A Long, Hot Summer on Campus


Scott D. Miller, the President of Virginia Wesleyan University, has written a guest column for the Virginian-Pilot with the same title as this post.

After providing an overview of what a university president’s summer routine typically involves, he writes: “Then there’s this summer — which to me is exceptionally hot, volatile, uncertain. The atomic particles in and around higher education seem as super-charged as those up in the clouds over my home on the shores of the Chesapeake Bay in Ocean View.”

In the next several paragraphs, he discusses the political uncertainty that characterizes almost every election year and has especially characterized this very volatile election year. He then discusses the impact of the Department of Labor’s new overtime rules on how colleges and universities function—which, frankly, seems a somewhat odd thing to focus upon unless university staff are routinely working more than 40-hour weeks and not being compensated for the extra hours. In that case, it would seem to me that the employees have much more to complain about—more of a basis for feeling aggrieved—than the leaders of their institutions who, in most cases, can make the case that they are underpaid only by comparing themselves selectively to their peers.

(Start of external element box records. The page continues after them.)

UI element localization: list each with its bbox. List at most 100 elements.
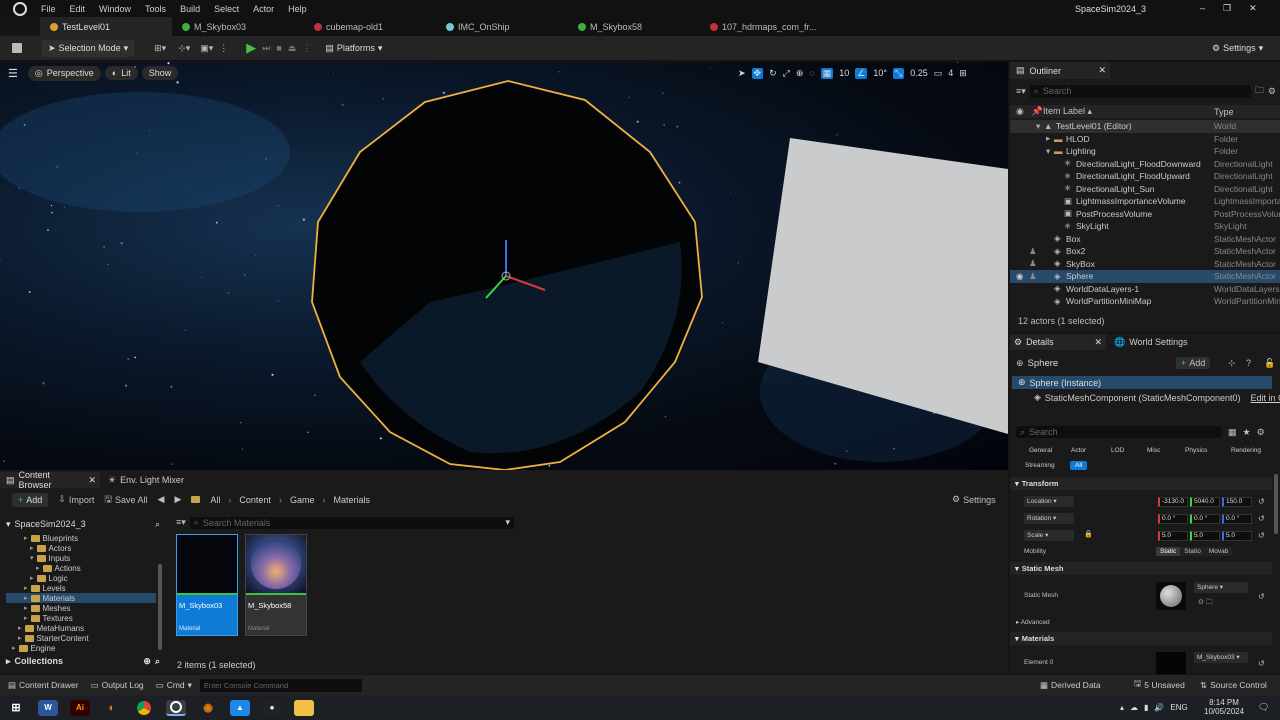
instance-row[interactable]: ⊕ Sphere (Instance) bbox=[1012, 376, 1272, 389]
more-options-icon[interactable]: ⋮ bbox=[219, 43, 228, 54]
static-mesh-thumbnail[interactable] bbox=[1156, 582, 1186, 610]
rotation-z-field[interactable]: 0.0 ° bbox=[1222, 514, 1252, 524]
content-browser-tab[interactable]: ▤ Content Browser ✕ bbox=[0, 470, 100, 490]
details-scrollbar[interactable] bbox=[1274, 474, 1278, 534]
selection-mode-button[interactable]: ➤ Selection Mode ▾ bbox=[42, 39, 135, 57]
obs-icon[interactable]: ● bbox=[262, 699, 282, 716]
save-all-button[interactable]: 🖫 Save All bbox=[104, 492, 147, 508]
minimize-icon[interactable]: – bbox=[1200, 3, 1205, 14]
play-icon[interactable]: ▶ bbox=[246, 40, 256, 56]
filter-chip-misc[interactable]: Misc bbox=[1142, 446, 1165, 455]
visibility-icon[interactable]: ◉ bbox=[1016, 106, 1024, 117]
tree-root[interactable]: ▾ SpaceSim2024_3 ⌕ bbox=[6, 518, 162, 530]
windows-start-icon[interactable]: ⊞ bbox=[6, 700, 26, 716]
cinematics-icon[interactable]: ▣▾ bbox=[200, 43, 213, 54]
filter-chip-lod[interactable]: LOD bbox=[1106, 446, 1129, 455]
menu-file[interactable]: File bbox=[34, 4, 63, 14]
illustrator-icon[interactable]: Ai bbox=[70, 699, 90, 716]
camera-speed-icon[interactable]: ▭ bbox=[934, 68, 943, 79]
material-thumbnail[interactable] bbox=[1156, 652, 1186, 674]
blueprint-icon[interactable]: ⊹ bbox=[1228, 358, 1236, 369]
outliner-row[interactable]: ✳ SkyLight SkyLight bbox=[1010, 220, 1280, 233]
filter-chip-general[interactable]: General bbox=[1024, 446, 1057, 455]
tree-item[interactable]: ▸ Actors bbox=[6, 543, 156, 553]
pin-icon[interactable]: ♟ bbox=[1029, 271, 1037, 282]
show-button[interactable]: Show bbox=[141, 66, 179, 80]
scale-dropdown[interactable]: Scale ▾ bbox=[1024, 530, 1074, 541]
more-play-icon[interactable]: ⋮ bbox=[302, 43, 311, 54]
word-icon[interactable]: W bbox=[38, 699, 58, 716]
reset-icon[interactable]: ↺ bbox=[1258, 592, 1265, 601]
asset-tile[interactable]: M_Skybox58 Material bbox=[245, 534, 307, 636]
content-drawer-button[interactable]: ▤ Content Drawer bbox=[8, 680, 79, 691]
grid-snap-icon[interactable]: ▦ bbox=[820, 67, 834, 79]
settings-button[interactable]: ⚙ Settings ▾ bbox=[1212, 43, 1263, 54]
add-component-button[interactable]: + Add bbox=[1176, 357, 1211, 369]
tree-expander-icon[interactable]: ▸ bbox=[1046, 133, 1050, 144]
close-icon[interactable]: ✕ bbox=[1094, 337, 1102, 348]
outliner-row[interactable]: ♟ ◈ Box2 StaticMeshActor bbox=[1010, 245, 1280, 258]
save-icon[interactable] bbox=[12, 43, 22, 53]
visibility-icon[interactable]: ◉ bbox=[1016, 271, 1023, 282]
blender-app-icon[interactable]: ◉ bbox=[198, 700, 218, 716]
document-tab[interactable]: M_Skybox03 bbox=[172, 17, 304, 36]
rotation-y-field[interactable]: 0.0 ° bbox=[1190, 514, 1220, 524]
lit-button[interactable]: ◐ Lit bbox=[104, 66, 138, 80]
platforms-button[interactable]: ▤ Platforms ▾ bbox=[325, 43, 382, 54]
scale-x-field[interactable]: 5.0 bbox=[1158, 531, 1188, 541]
tree-scrollbar[interactable] bbox=[158, 564, 162, 650]
document-tab[interactable]: cubemap-old1 bbox=[304, 17, 436, 36]
element0-dropdown[interactable]: M_Skybox03 ▾ bbox=[1194, 652, 1248, 663]
details-tab[interactable]: ⚙ Details ✕ bbox=[1010, 334, 1106, 350]
pin-icon[interactable]: 📌 bbox=[1032, 106, 1043, 117]
camera-speed-value[interactable]: 4 bbox=[948, 68, 953, 78]
close-icon[interactable]: ✕ bbox=[1249, 3, 1257, 14]
document-tab[interactable]: M_Skybox58 bbox=[568, 17, 700, 36]
notifications-icon[interactable]: 🗨 bbox=[1258, 702, 1269, 713]
outliner-row[interactable]: ▸ ▬ HLOD Folder bbox=[1010, 133, 1280, 146]
play-options-icon[interactable]: ⏭ bbox=[262, 43, 270, 54]
rotate-icon[interactable]: ↻ bbox=[769, 68, 777, 79]
add-collection-icon[interactable]: ⊕ bbox=[143, 656, 151, 667]
scale-y-field[interactable]: 5.0 bbox=[1190, 531, 1220, 541]
hamburger-icon[interactable]: ☰ bbox=[8, 67, 18, 80]
scale-snap-value[interactable]: 0.25 bbox=[910, 68, 928, 78]
outliner-row[interactable]: ▣PostProcessVolumePostProcessVolume bbox=[1010, 208, 1280, 221]
outliner-row[interactable]: ✳ DirectionalLight_FloodDownward Direction… bbox=[1010, 158, 1280, 171]
import-button[interactable]: ⇩ Import bbox=[58, 494, 94, 505]
static-mesh-section[interactable]: ▾ Static Mesh bbox=[1010, 562, 1272, 575]
document-tab[interactable]: IMC_OnShip bbox=[436, 17, 568, 36]
chevron-up-icon[interactable]: ▴ bbox=[1120, 703, 1124, 712]
location-dropdown[interactable]: Location ▾ bbox=[1024, 496, 1074, 507]
menu-tools[interactable]: Tools bbox=[138, 4, 173, 14]
rotation-snap-icon[interactable]: ∠ bbox=[855, 67, 868, 79]
close-icon[interactable]: ✕ bbox=[88, 475, 96, 486]
console-input[interactable]: Enter Console Command bbox=[199, 678, 362, 692]
menu-edit[interactable]: Edit bbox=[63, 4, 93, 14]
unreal-engine-icon[interactable] bbox=[166, 699, 186, 716]
scale-snap-icon[interactable]: ⤡ bbox=[892, 67, 905, 79]
network-icon[interactable]: ▮ bbox=[1144, 703, 1148, 712]
details-search-input[interactable]: ⌕ Search bbox=[1016, 426, 1222, 438]
outliner-row[interactable]: ▾ ▬ Lighting Folder bbox=[1010, 145, 1280, 158]
stop-icon[interactable]: ■ bbox=[276, 43, 281, 53]
file-explorer-icon[interactable] bbox=[294, 699, 314, 716]
outliner-row[interactable]: ◈ WorldPartitionMiniMap WorldPartitionMini… bbox=[1010, 295, 1280, 308]
favorite-icon[interactable]: ★ bbox=[1243, 427, 1251, 438]
filter-chip-streaming[interactable]: Streaming bbox=[1020, 461, 1060, 470]
outliner-row[interactable]: ✳ DirectionalLight_FloodUpward Directional… bbox=[1010, 170, 1280, 183]
transform-section[interactable]: ▾ Transform bbox=[1010, 477, 1272, 490]
mobility-stationary[interactable]: Statio bbox=[1180, 547, 1205, 556]
tree-item[interactable]: ▸ MetaHumans bbox=[6, 623, 156, 633]
advanced-row[interactable]: ▸ Advanced bbox=[1016, 618, 1050, 626]
tree-item[interactable]: ▸ Logic bbox=[6, 573, 156, 583]
outliner-row[interactable]: ◈ Box StaticMeshActor bbox=[1010, 233, 1280, 246]
add-folder-icon[interactable]: 🗀 bbox=[1255, 83, 1264, 99]
edit-in-link[interactable]: Edit in C bbox=[1251, 393, 1280, 403]
menu-select[interactable]: Select bbox=[207, 4, 246, 14]
filter-chip-rendering[interactable]: Rendering bbox=[1226, 446, 1266, 455]
settings-icon[interactable]: ⚙ bbox=[1257, 427, 1265, 438]
mobility-movable[interactable]: Movab bbox=[1204, 547, 1233, 556]
translate-icon[interactable]: ✥ bbox=[751, 67, 764, 79]
pin-icon[interactable]: ♟ bbox=[1029, 258, 1037, 269]
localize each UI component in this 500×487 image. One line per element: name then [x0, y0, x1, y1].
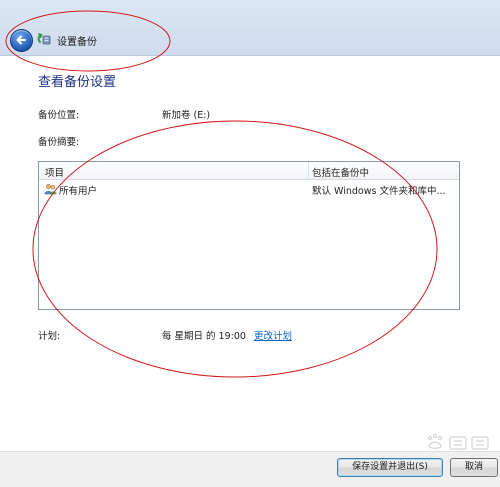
column-divider[interactable] [308, 162, 309, 179]
table-row[interactable]: 所有用户 默认 Windows 文件夹和库中... [39, 181, 459, 197]
save-and-exit-button[interactable]: 保存设置并退出(S) [337, 458, 443, 477]
backup-icon [37, 33, 51, 45]
page-title: 查看备份设置 [38, 75, 117, 90]
cancel-button[interactable]: 取消 [450, 458, 498, 477]
change-schedule-link[interactable]: 更改计划 [254, 328, 292, 342]
back-arrow-icon [16, 35, 26, 45]
users-icon [44, 183, 57, 195]
table-header: 项目 包括在备份中 [39, 162, 459, 180]
watermark-logo [427, 433, 489, 450]
column-header-included[interactable]: 包括在备份中 [312, 165, 369, 179]
row-item-name: 所有用户 [59, 186, 98, 197]
schedule-value: 每 星期日 的 19:00 [162, 331, 246, 342]
back-button[interactable] [10, 29, 33, 52]
window-title: 设置备份 [57, 37, 97, 48]
backup-location-value: 新加卷 (E:) [162, 110, 211, 121]
row-item-included: 默认 Windows 文件夹和库中... [312, 186, 446, 197]
backup-summary-table: 项目 包括在备份中 所有用户 默认 Windows 文件夹和库中... [38, 161, 460, 310]
column-header-item[interactable]: 项目 [45, 165, 64, 179]
schedule-label: 计划: [38, 331, 61, 342]
backup-summary-label: 备份摘要: [38, 137, 80, 148]
backup-location-label: 备份位置: [38, 110, 80, 121]
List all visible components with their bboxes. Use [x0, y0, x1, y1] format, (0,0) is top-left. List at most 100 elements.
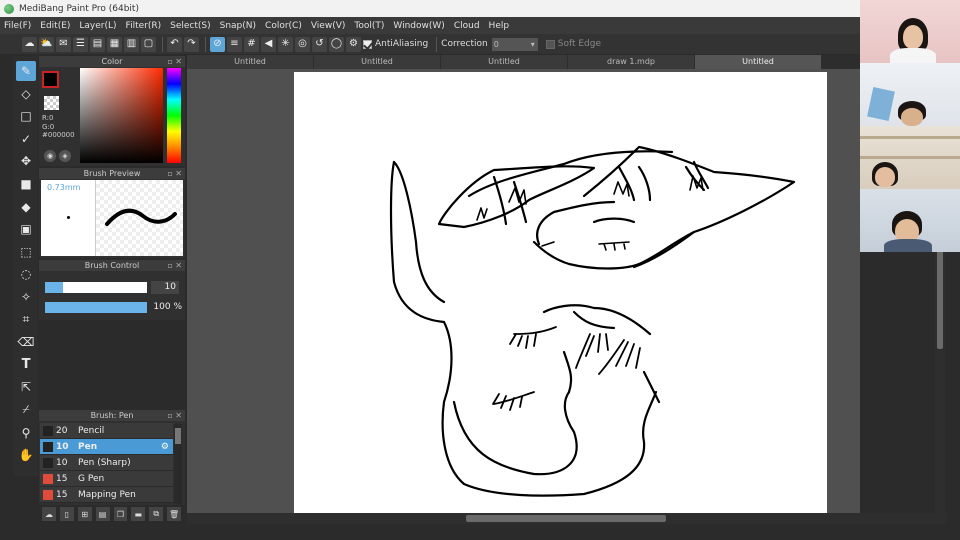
brush-size-value[interactable]: 10 [151, 281, 179, 294]
folder-icon[interactable]: ▬ [131, 507, 146, 521]
snap-circle-icon[interactable]: ◎ [295, 36, 310, 52]
brush-item-mapping-pen[interactable]: 15 Mapping Pen [40, 487, 173, 503]
list-icon[interactable]: ☰ [73, 36, 88, 52]
menu-file[interactable]: File(F) [4, 21, 31, 31]
duplicate-icon[interactable]: ❐ [113, 507, 128, 521]
panel-close-icon[interactable]: ▫ ✕ [167, 56, 182, 67]
dot-icon[interactable]: □ [16, 106, 36, 126]
horizontal-scrollbar-thumb[interactable] [466, 515, 666, 522]
magic-wand-icon[interactable]: ✧ [16, 287, 36, 307]
menu-tool[interactable]: Tool(T) [354, 21, 384, 31]
menu-color[interactable]: Color(C) [265, 21, 302, 31]
brush-list-panel: Brush: Pen ▫ ✕ 20 Pencil 10 Pen ⚙ 10 Pen… [39, 410, 185, 505]
brush-item-pen-sharp[interactable]: 10 Pen (Sharp) [40, 455, 173, 471]
horizontal-scrollbar[interactable] [187, 513, 947, 524]
snap-grid-icon[interactable]: # [244, 36, 259, 52]
brush-list-scrollbar[interactable] [174, 424, 182, 504]
saturation-value-field[interactable] [80, 68, 163, 163]
panel-close-icon[interactable]: ▫ ✕ [167, 168, 182, 179]
page-icon[interactable]: ▢ [141, 36, 156, 52]
tab-untitled-1[interactable]: Untitled [187, 55, 313, 69]
brush-settings-icon[interactable]: ▤ [95, 507, 110, 521]
select-eraser-icon[interactable]: ⌫ [16, 332, 36, 352]
operation-icon[interactable]: ⇱ [16, 377, 36, 397]
cloud-download-icon[interactable]: ☁ [42, 507, 56, 521]
tab-untitled-3[interactable]: Untitled [441, 55, 567, 69]
snap-curve-icon[interactable]: ↺ [312, 36, 327, 52]
menu-view[interactable]: View(V) [311, 21, 346, 31]
select-pen-icon[interactable]: ⌗ [16, 310, 36, 330]
brush-opacity-slider[interactable] [45, 302, 147, 313]
eyedropper-icon[interactable]: ⌿ [16, 400, 36, 420]
cloud-icon[interactable]: ☁ [22, 36, 37, 52]
correction-select[interactable]: 0 ▾ [491, 37, 538, 51]
brush-size: 10 [56, 441, 69, 452]
document-icon[interactable]: ▤ [90, 36, 105, 52]
drawing-canvas[interactable] [294, 72, 827, 513]
move-icon[interactable]: ✥ [16, 151, 36, 171]
bucket-icon[interactable]: ◆ [16, 197, 36, 217]
brush-icon[interactable]: ✎ [16, 61, 36, 81]
brush-size-slider[interactable] [45, 282, 147, 293]
tab-untitled-active[interactable]: Untitled [695, 55, 821, 69]
cloud-save-icon[interactable]: ⛅ [39, 36, 54, 52]
copy-icon[interactable]: ⧉ [149, 507, 164, 521]
antialiasing-checkbox[interactable] [363, 39, 372, 49]
participant-video-2[interactable] [860, 63, 960, 126]
brush-color-chip [43, 473, 53, 484]
transparent-color-swatch[interactable] [44, 96, 59, 110]
snap-settings-icon[interactable]: ⚙ [346, 36, 361, 52]
soft-edge-checkbox[interactable] [545, 39, 555, 49]
scrollbar-thumb[interactable] [175, 428, 181, 444]
snap-parallel-icon[interactable]: ≡ [227, 36, 242, 52]
tab-draw-1[interactable]: draw 1.mdp [568, 55, 694, 69]
grid-icon[interactable]: ▦ [107, 36, 122, 52]
brush-item-pen[interactable]: 10 Pen ⚙ [40, 439, 173, 455]
select-rect-icon[interactable]: ⬚ [16, 242, 36, 262]
menu-select[interactable]: Select(S) [170, 21, 211, 31]
brush-item-g-pen[interactable]: 15 G Pen [40, 471, 173, 487]
menu-layer[interactable]: Layer(L) [79, 21, 116, 31]
color-hex-value: #000000 [42, 131, 75, 139]
gradient-icon[interactable]: ▣ [16, 219, 36, 239]
select-lasso-icon[interactable]: ◌ [16, 264, 36, 284]
snap-perspective-icon[interactable]: ◀ [261, 36, 276, 52]
text-icon[interactable]: T [16, 355, 36, 375]
palette-icon[interactable]: ◈ [59, 150, 71, 162]
new-brush-icon[interactable]: ▯ [59, 507, 74, 521]
redo-icon[interactable]: ↷ [184, 36, 199, 52]
hand-icon[interactable]: ✋ [16, 445, 36, 465]
snap-ellipse-icon[interactable]: ◯ [329, 36, 344, 52]
participant-video-3[interactable] [860, 126, 960, 189]
snap-radial-icon[interactable]: ✳ [278, 36, 293, 52]
menu-edit[interactable]: Edit(E) [40, 21, 70, 31]
foreground-color-swatch[interactable] [42, 71, 59, 88]
menu-window[interactable]: Window(W) [393, 21, 444, 31]
undo-icon[interactable]: ↶ [167, 36, 182, 52]
table-icon[interactable]: ▥ [124, 36, 139, 52]
color-actions: ◉ ◈ [44, 150, 71, 162]
brush-preview-title: Brush Preview [83, 169, 141, 178]
menu-snap[interactable]: Snap(N) [220, 21, 256, 31]
dropper-icon[interactable]: ⚲ [16, 423, 36, 443]
tab-untitled-2[interactable]: Untitled [314, 55, 440, 69]
check-icon[interactable]: ✓ [16, 129, 36, 149]
menu-cloud[interactable]: Cloud [454, 21, 480, 31]
menu-help[interactable]: Help [489, 21, 510, 31]
panel-close-icon[interactable]: ▫ ✕ [167, 410, 182, 421]
menu-filter[interactable]: Filter(R) [126, 21, 162, 31]
participant-video-1[interactable] [860, 0, 960, 63]
panel-close-icon[interactable]: ▫ ✕ [167, 260, 182, 271]
soft-edge-label: Soft Edge [557, 39, 602, 49]
brush-add-icon[interactable]: ⊞ [77, 507, 92, 521]
color-wheel-icon[interactable]: ◉ [44, 150, 56, 162]
comment-icon[interactable]: ✉ [56, 36, 71, 52]
hue-slider[interactable] [167, 68, 181, 163]
trash-icon[interactable]: 🗑 [167, 507, 181, 521]
participant-video-4[interactable] [860, 189, 960, 252]
snap-off-icon[interactable]: ⊘ [210, 36, 225, 52]
rect-fill-icon[interactable]: ■ [16, 174, 36, 194]
brush-item-pencil[interactable]: 20 Pencil [40, 423, 173, 439]
gear-icon[interactable]: ⚙ [161, 442, 169, 452]
eraser-icon[interactable]: ◇ [16, 84, 36, 104]
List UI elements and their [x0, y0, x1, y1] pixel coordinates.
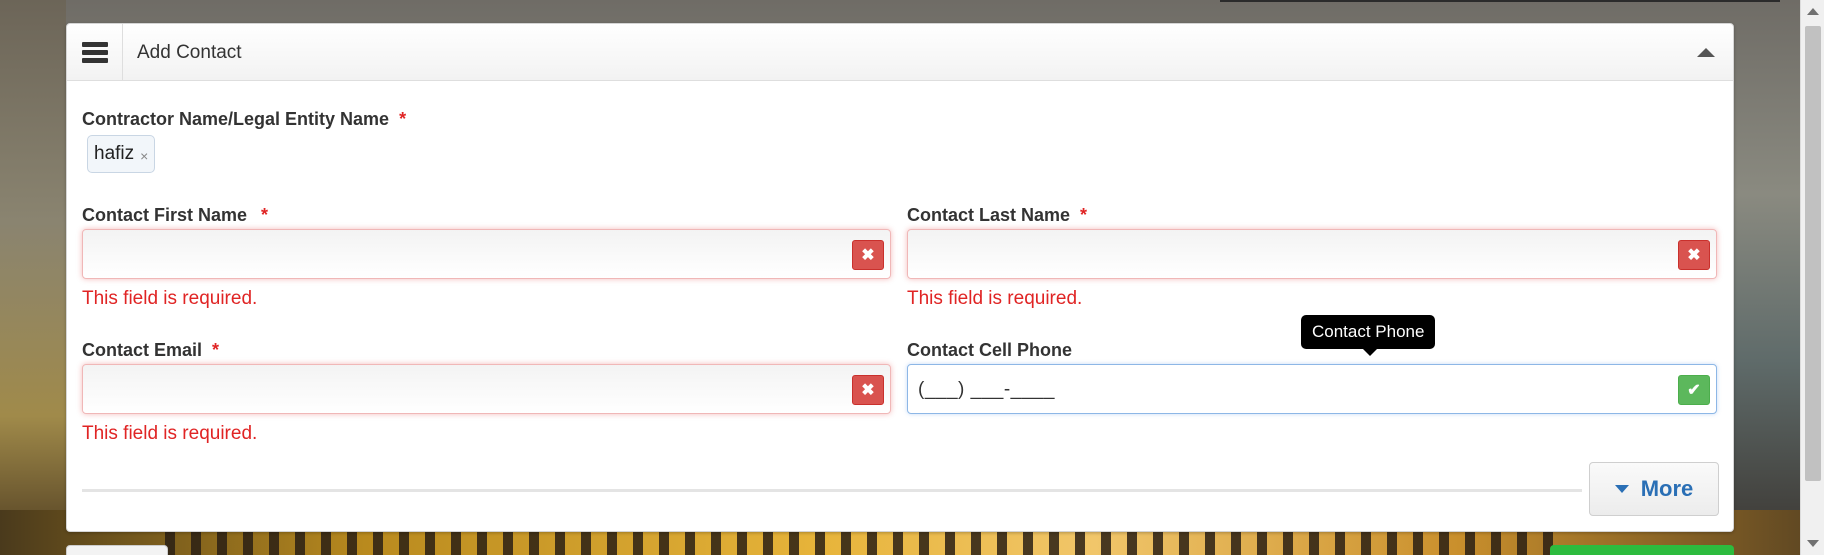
collapse-chevron-up-icon[interactable]	[1697, 48, 1715, 57]
background-pier	[165, 528, 1564, 555]
required-asterisk: *	[399, 109, 407, 129]
caret-down-icon	[1614, 485, 1629, 493]
add-contact-panel: Add Contact Contractor Name/Legal Entity…	[66, 23, 1734, 532]
error-x-icon: ✖	[852, 240, 884, 270]
bottom-right-button[interactable]	[1550, 545, 1734, 555]
last-name-input[interactable]: ✖	[907, 229, 1717, 279]
cell-phone-value: (___) ___-____	[918, 379, 1055, 400]
error-x-icon: ✖	[1678, 240, 1710, 270]
bottom-left-button[interactable]	[66, 545, 168, 555]
email-label: Contact Email *	[82, 340, 219, 361]
required-asterisk: *	[212, 340, 220, 360]
contractor-tag-label: hafiz	[94, 143, 135, 164]
more-button[interactable]: More	[1589, 462, 1719, 516]
email-label-text: Contact Email	[82, 340, 203, 360]
hamburger-menu-icon[interactable]	[67, 24, 123, 80]
more-button-label: More	[1640, 476, 1694, 501]
last-name-label-text: Contact Last Name	[907, 205, 1071, 225]
first-name-label-text: Contact First Name	[82, 205, 248, 225]
last-name-error: This field is required.	[907, 288, 1083, 309]
first-name-input[interactable]: ✖	[82, 229, 891, 279]
required-asterisk: *	[261, 205, 269, 225]
background-left	[0, 0, 66, 555]
check-icon: ✔	[1678, 375, 1710, 405]
first-name-error: This field is required.	[82, 288, 258, 309]
panel-title: Add Contact	[137, 42, 242, 63]
scroll-up-arrow-icon[interactable]	[1807, 8, 1819, 15]
scroll-down-arrow-icon[interactable]	[1807, 540, 1819, 547]
email-error: This field is required.	[82, 423, 258, 444]
contact-phone-tooltip: Contact Phone	[1301, 315, 1436, 356]
email-input[interactable]: ✖	[82, 364, 891, 414]
panel-header: Add Contact	[67, 24, 1733, 81]
last-name-label: Contact Last Name *	[907, 205, 1087, 226]
contractor-tag: hafiz ×	[87, 135, 156, 173]
scrollbar-thumb[interactable]	[1805, 26, 1821, 481]
divider	[82, 489, 1582, 492]
background-crane	[1220, 0, 1780, 25]
first-name-label: Contact First Name *	[82, 205, 268, 226]
contractor-label: Contractor Name/Legal Entity Name *	[82, 109, 406, 130]
tag-remove-icon[interactable]: ×	[140, 148, 148, 164]
cell-phone-input[interactable]: (___) ___-____ ✔	[907, 364, 1717, 414]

But at this point in the column, Miller seems to shift gears and to rise abruptly to a considerably higher level of eloquence:

“The violence in our country and around the world is making us feel insecure. On humid mornings much too often this summer, the flags outside my office have fluttered at half staff. For colleges, the challenge is multi-faceted. We must keep our campuses safe yet open to the social and intellectual commerce that contributes so much to our vibrancy.

“Just as important is ensuring that our students are not desensitized, that they celebrate the diversity and freedom that the forces of hate or insanity seek to destroy, and that they embrace the perspective of history in learning from the tragedies of today.

“My long, hot summer also drives home the disruption in our natural environment. Whatever the cause, global climate change is upon us. The students and faculty who will occupy the new Greer Environmental Sciences Center on our campus will have plenty to do in analyzing the causes and evaluating the outcomes of global climate change and, locally, the threat of rising sea levels.

“As with so many of the urgent issues of the day, colleges and universities are expected increasingly to host discussions and propose solutions. I look forward to doing so in partnership with other institutions in our area.”